- Born: 1956 or 1957
- Died: August 11, 2007 (aged 50) Mogadishu, Somalia
- Education: Carleton University, George Mason University
- Occupations: Journalist, civil servant, philanthropist
- Employer: HornAfrik Media Inc
- Title: Managing Director of HornAfrik Radio
- Spouse: Luul Mohamed
- Children: 3
- Awards: International Press Freedom Award Tara Singh Hayer Award

= Ali Iman Sharmarke =

Somalian and Canadian journalist, philanthropist

Ali Iman Sharmarke (Cali Imaan Sharmaarke, علي ايمان شرماركي) (b. 1956/1957-d. 11 August 2007) was a Somalian and Canadian journalist and philanthropist. He was a co-founder of HornAfrik Media Inc, the first independent radio network to have its headquarters in Mogadishu, Somalia. In 2007, he was killed by a roadside bomb. Sharmarke was posthumously awarded the CJFE's International Press Freedom Award and Tara Singh Hayer Award for his journalistic work. His family also established the Sharmarke Peace Foundation in his memory.

==Personal life==
Sharmarke was raised in Somalia. After the start of the civil war in the early 1990s, he emigrated to Canada. He subsequently became a Canadian citizen, holding dual citizenship.

While living in Ottawa, Sharmarke completed a Master's in Public Administration at Carleton University. He also studied political science and economics going on to earn a PhD from the same institution.

Sharmarke was married to Luul Mohamed, with whom he had three children, Liban, Hanad, and Nora.

==Career==

===Finance Department===
Sharmarke initially worked at the Department of Finance Canada in Ottawa. Although he had no previous background in journalism, he set out to establish a new radio network in Somalia so as to facilitate access to information and to give local residents an outlet to express their views.

===HornAfrik===
In early 1999, Sharmarke and fellow Somali emigrants to Canada Ahmed Abdisalam Adan and Mohamed Elmi returned to Mogadishu following a period of relative calm in order to finalize market research that they had conducted on the feasibility and technological equipment necessary to start a new media company in the city. Concluding that the project was workable, the independent HornAfrik broadcast firm was subsequently officially launched on 12 December 1999.

Under Sharmarke's direction, HornAfrik earned a reputation for its objective news coverage. It ran a number of popular call-in programs, which allowed residents of Mogadishu and the surrounding area to share their views on various issues of local interest, including topics related to culture, health, religion, peace, education and economy. In the past, the network also used to air interviews with faction leaders who at the time controlled parts of the city.

Due to its transmissions of international segments, the network earned criticism from religious fundamentalists, with the Al-Shabaab militant group routinely launching attacks against the company and its staff. In 2007, the former Transitional Federal Government (TFG) also shut down HornAfrik's radio and television stations on charges that it was abetting terrorist groups by airing programs which allegedly supported extremist elements. Sharmarke rejected the allegations, characterizing them as a denial of press freedom.
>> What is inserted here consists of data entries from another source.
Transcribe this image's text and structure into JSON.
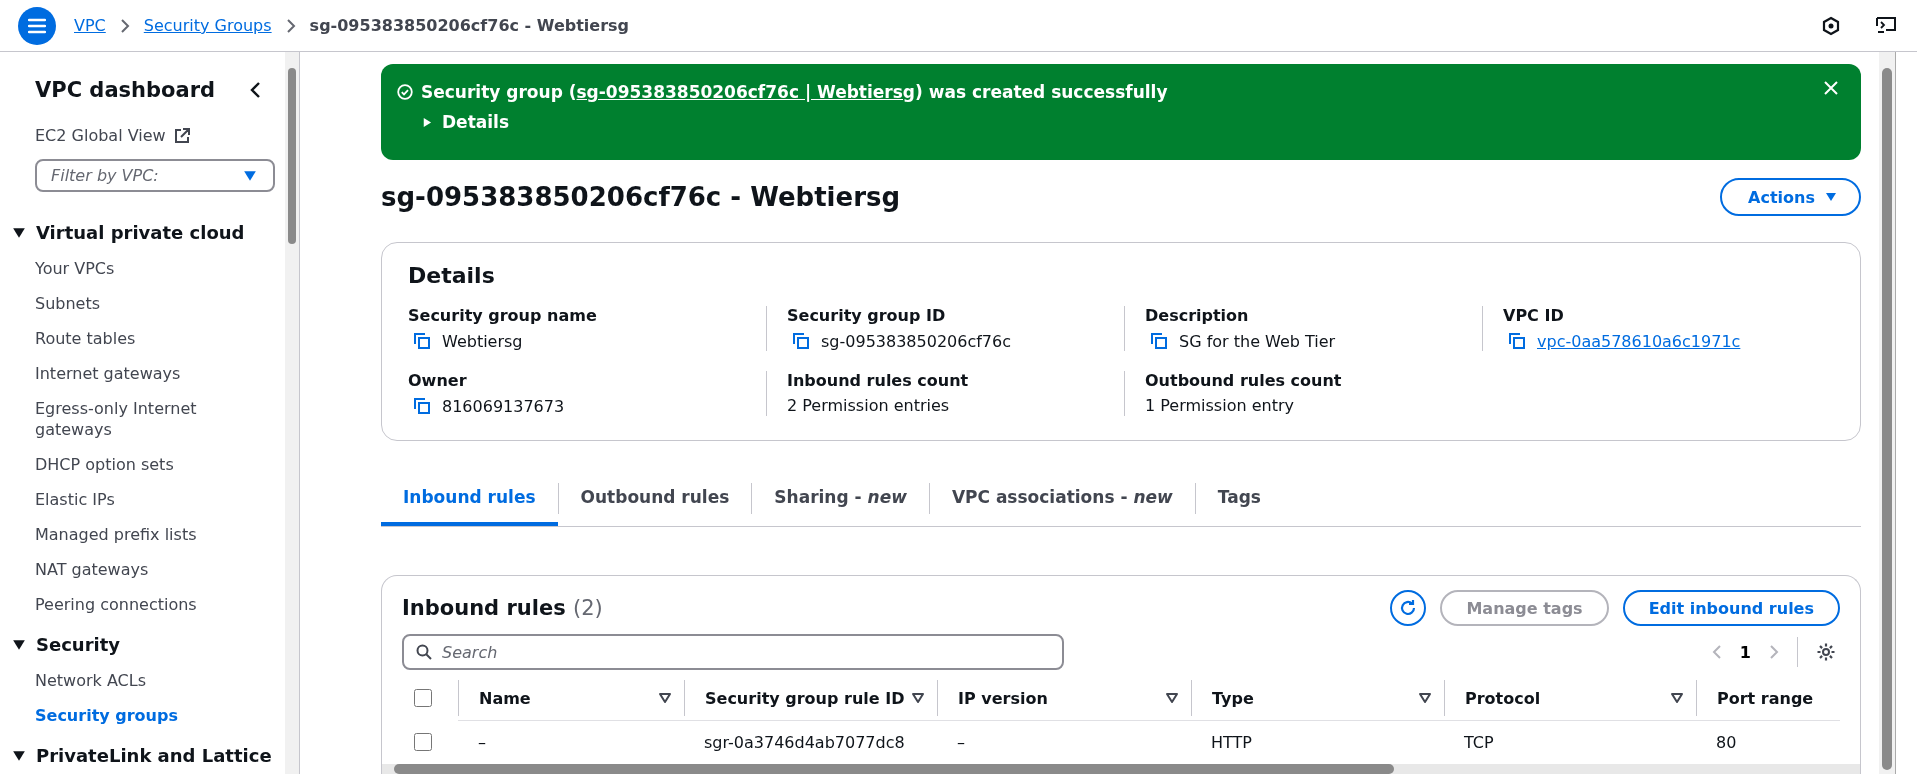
{
  "top_bar": {
    "breadcrumbs": [
      {
        "label": "VPC",
        "link": true
      },
      {
        "label": "Security Groups",
        "link": true
      },
      {
        "label": "sg-095383850206cf76c - Webtiersg",
        "link": false
      }
    ]
  },
  "sidebar": {
    "title": "VPC dashboard",
    "global_view": "EC2 Global View",
    "filter": {
      "placeholder": "Filter by VPC:"
    },
    "sections": [
      {
        "title": "Virtual private cloud",
        "expanded": true,
        "items": [
          {
            "label": "Your VPCs",
            "selected": false
          },
          {
            "label": "Subnets",
            "selected": false
          },
          {
            "label": "Route tables",
            "selected": false
          },
          {
            "label": "Internet gateways",
            "selected": false
          },
          {
            "label": "Egress-only Internet gateways",
            "selected": false
          },
          {
            "label": "DHCP option sets",
            "selected": false
          },
          {
            "label": "Elastic IPs",
            "selected": false
          },
          {
            "label": "Managed prefix lists",
            "selected": false
          },
          {
            "label": "NAT gateways",
            "selected": false
          },
          {
            "label": "Peering connections",
            "selected": false
          }
        ]
      },
      {
        "title": "Security",
        "expanded": true,
        "items": [
          {
            "label": "Network ACLs",
            "selected": false
          },
          {
            "label": "Security groups",
            "selected": true
          }
        ]
      },
      {
        "title": "PrivateLink and Lattice",
        "expanded": true
      }
    ]
  },
  "banner": {
    "before": "Security group (",
    "link": "sg-095383850206cf76c | Webtiersg",
    "after": ") was created successfully",
    "details": "Details"
  },
  "page_title": "sg-095383850206cf76c - Webtiersg",
  "actions_button": "Actions",
  "details": {
    "title": "Details",
    "fields": [
      {
        "label": "Security group name",
        "value": "Webtiersg",
        "copyable": true,
        "link": false
      },
      {
        "label": "Security group ID",
        "value": "sg-095383850206cf76c",
        "copyable": true,
        "link": false
      },
      {
        "label": "Description",
        "value": "SG for the Web Tier",
        "copyable": true,
        "link": false
      },
      {
        "label": "VPC ID",
        "value": "vpc-0aa578610a6c1971c",
        "copyable": true,
        "link": true
      },
      {
        "label": "Owner",
        "value": "816069137673",
        "copyable": true,
        "link": false
      },
      {
        "label": "Inbound rules count",
        "value": "2 Permission entries",
        "copyable": false,
        "link": false
      },
      {
        "label": "Outbound rules count",
        "value": "1 Permission entry",
        "copyable": false,
        "link": false
      }
    ]
  },
  "tabs": [
    {
      "label": "Inbound rules",
      "selected": true
    },
    {
      "label": "Outbound rules",
      "selected": false
    },
    {
      "label": "Sharing - *new*",
      "selected": false
    },
    {
      "label": "VPC associations - *new*",
      "selected": false
    },
    {
      "label": "Tags",
      "selected": false
    }
  ],
  "table": {
    "title": "Inbound rules",
    "count": "(2)",
    "manage_tags": {
      "label": "Manage tags",
      "disabled": true
    },
    "edit_button": "Edit inbound rules",
    "search": {
      "placeholder": "Search"
    },
    "page": "1",
    "all_selected": false,
    "columns": [
      {
        "label": "Name",
        "sortable": true
      },
      {
        "label": "Security group rule ID",
        "sortable": true
      },
      {
        "label": "IP version",
        "sortable": true
      },
      {
        "label": "Type",
        "sortable": true
      },
      {
        "label": "Protocol",
        "sortable": true
      },
      {
        "label": "Port range",
        "sortable": false
      }
    ],
    "rows": [
      {
        "selected": false,
        "cells": [
          "–",
          "sgr-0a3746d4ab7077dc8",
          "–",
          "HTTP",
          "TCP",
          "80"
        ]
      }
    ]
  }
}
Additionally, HornAfrik engaged in some philanthropic work.

==Death==
On 11 August 2007, Sharmarke's co-worker at HornAfrik's Capital Voice private radio station, Mahad Ahmed Elmi, who ran a popular daily morning call-in show on crime and security operations, was gunned down by unknown assailants as he entered his office in the early morning. On his way back from his friend's funeral service later the same day, Sharmarke's vehicle was struck by a remotely controlled landmine. He was killed in the explosion, with fellow passenger and journalist Sahal Abdulle lightly wounded on the head and face.

A few hours before his death, Sharmarke had told Reuters that "perpetrators want to silence our voices in order to commit their crimes." His slaying sparked outrage among his colleagues in the reporting community. The National Union of Somali Journalists (NUSOJ) suggested in a statement that "this wave of killing and injuring media people [was] an intentionally organised mission to silence journalistic voices in Somalia." However, the union did not lay blame on any specific group or individual, nor did any other party. Two men were later arrested for the homicides.

==Sharmarke Peace Foundation==
In August 2009, Sharmarke's widow Luul and their son Liban, an Ottawa-based businessman, established the Sharmarke Peace Foundation in his honor. The organization provides training and equipment to expatriate Somalian journalists so that they may return to their home country and continue their work. It also offers various self-sustaining projects and scholarship opportunities to young journalists in Somalia, with the aim of strengthening local media standards.

==Awards==
In 2002, Sharmarke and the other co-founders of HornAfrik were honored as the winners of the Canadian Journalists for Free Expression (CJFE's) International Press Freedom Award. HornAfrik was presented the award for its work in the face of threats and intimidation at a time when there was no effective legal recourse or protection for the local press.

In 2007, Sharmarke was also posthumously awarded the Tara Singh Hayer Award by the CJFE for his courage in the field of journalism. His son Liban accepted the prize on his behalf.